Rating: Summary: Intriguing (and different) police drama Review: First all, a confession: Denzel Washington is on my list of actors who I'd watch in nearly ANY movie. Luckily, this is a movie well worth watching. Washington seems confident and assured in his portrayal of Detective Sargent Alonzo Harris, a policeman with skewed ethics and methods of confronting the bad guys. Detective Harris not only drinks beer as he drives down the street but forces his rookie sidekick (played by Ethan Hawke) to smoke pot as part of his "training", kills drug pushers in cold blood and comes up with a murder plot for profit. If this sounds less than appealing, all I can say is that you're likely to be as impressed by Washington's performance as I was...he's one of those bad guys you can't resist watching. And if Washington fails to impress, the violence, action and final climax should keep you glued to the screen.
Rating: Summary: A different role for Washington. Review: I think that this movie will be great to see simply because Washington is an excellent actor (from my hometown) and I had recently thought to myself that he never really played any semblance to the "the bad guy" (well, besides "Malcolm X" where you might say the beginning versus the end dichotomized his life, or some would always view his character as the bad guy). Not saying that his character in "Training Day" exhibits an array of negative qualities, but he definitely plays the guy in this R-rated movie that upon meeting him, you're not quite sure if you like him yet. He plays a cop that apparently uses any means necessary to get the job done, even unorthodox practices. If Washington pulls this character off, that will score big points for this movie. All we need is a well-developed plot and we have a box office hit.
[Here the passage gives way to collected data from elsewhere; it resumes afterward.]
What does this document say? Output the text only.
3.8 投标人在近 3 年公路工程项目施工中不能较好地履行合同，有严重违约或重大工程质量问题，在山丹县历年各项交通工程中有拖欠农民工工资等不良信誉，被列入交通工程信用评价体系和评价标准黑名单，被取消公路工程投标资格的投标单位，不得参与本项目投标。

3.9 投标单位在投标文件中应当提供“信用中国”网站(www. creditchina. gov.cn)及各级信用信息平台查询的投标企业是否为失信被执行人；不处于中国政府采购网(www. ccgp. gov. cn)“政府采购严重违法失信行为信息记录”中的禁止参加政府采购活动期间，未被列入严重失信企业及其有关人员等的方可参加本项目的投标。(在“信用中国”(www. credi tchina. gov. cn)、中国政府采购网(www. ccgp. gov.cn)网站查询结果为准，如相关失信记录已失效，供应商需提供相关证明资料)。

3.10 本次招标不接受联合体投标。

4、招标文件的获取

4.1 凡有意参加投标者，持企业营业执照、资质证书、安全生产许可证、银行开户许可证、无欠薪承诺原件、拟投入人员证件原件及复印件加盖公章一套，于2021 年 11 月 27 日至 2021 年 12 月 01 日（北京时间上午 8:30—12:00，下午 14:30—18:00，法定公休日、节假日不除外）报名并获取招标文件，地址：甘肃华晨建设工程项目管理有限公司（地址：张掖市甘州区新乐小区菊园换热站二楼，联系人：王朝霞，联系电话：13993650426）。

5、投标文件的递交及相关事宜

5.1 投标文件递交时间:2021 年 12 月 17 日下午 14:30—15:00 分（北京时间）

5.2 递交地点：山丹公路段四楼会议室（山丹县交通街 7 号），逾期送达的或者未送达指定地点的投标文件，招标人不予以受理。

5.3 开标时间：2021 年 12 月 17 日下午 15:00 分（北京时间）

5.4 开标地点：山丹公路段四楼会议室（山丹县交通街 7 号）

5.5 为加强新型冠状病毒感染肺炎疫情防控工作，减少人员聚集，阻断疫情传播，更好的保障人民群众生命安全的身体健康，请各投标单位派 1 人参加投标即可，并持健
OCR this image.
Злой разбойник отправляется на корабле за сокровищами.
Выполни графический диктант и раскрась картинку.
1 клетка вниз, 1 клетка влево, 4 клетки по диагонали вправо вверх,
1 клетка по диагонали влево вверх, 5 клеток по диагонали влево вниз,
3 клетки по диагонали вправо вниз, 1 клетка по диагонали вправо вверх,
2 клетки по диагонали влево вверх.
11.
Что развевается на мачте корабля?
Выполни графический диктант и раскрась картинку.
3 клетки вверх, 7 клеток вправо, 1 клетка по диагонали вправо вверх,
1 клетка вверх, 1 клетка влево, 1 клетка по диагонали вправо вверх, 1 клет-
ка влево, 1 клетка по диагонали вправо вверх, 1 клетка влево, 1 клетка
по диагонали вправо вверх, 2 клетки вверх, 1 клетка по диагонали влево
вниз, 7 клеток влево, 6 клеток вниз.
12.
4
Rating: Summary: I hated this movie Review: I first of all am not a Denzel Washington fan. So my review is a little biase in the sense that I went in thinking this movie was going to be bad....and boy was it. I first want to say that Denzel Washington is a good actor he just doesn't do anything for me. I thought this movie was waaaayyyy over the top unrealistic and I could not in good consious recommend it. For one thing all the singers and rappers in the movie who can't act took away from any beliveable scenario. Ethan Hawkes character was such a wimp he had literally no back bone. Every "bad" thing that Denzels character wanted him to do he did it. I think this is one of the worse movies I ever seen. And the ending who didn't see that coming a mile away.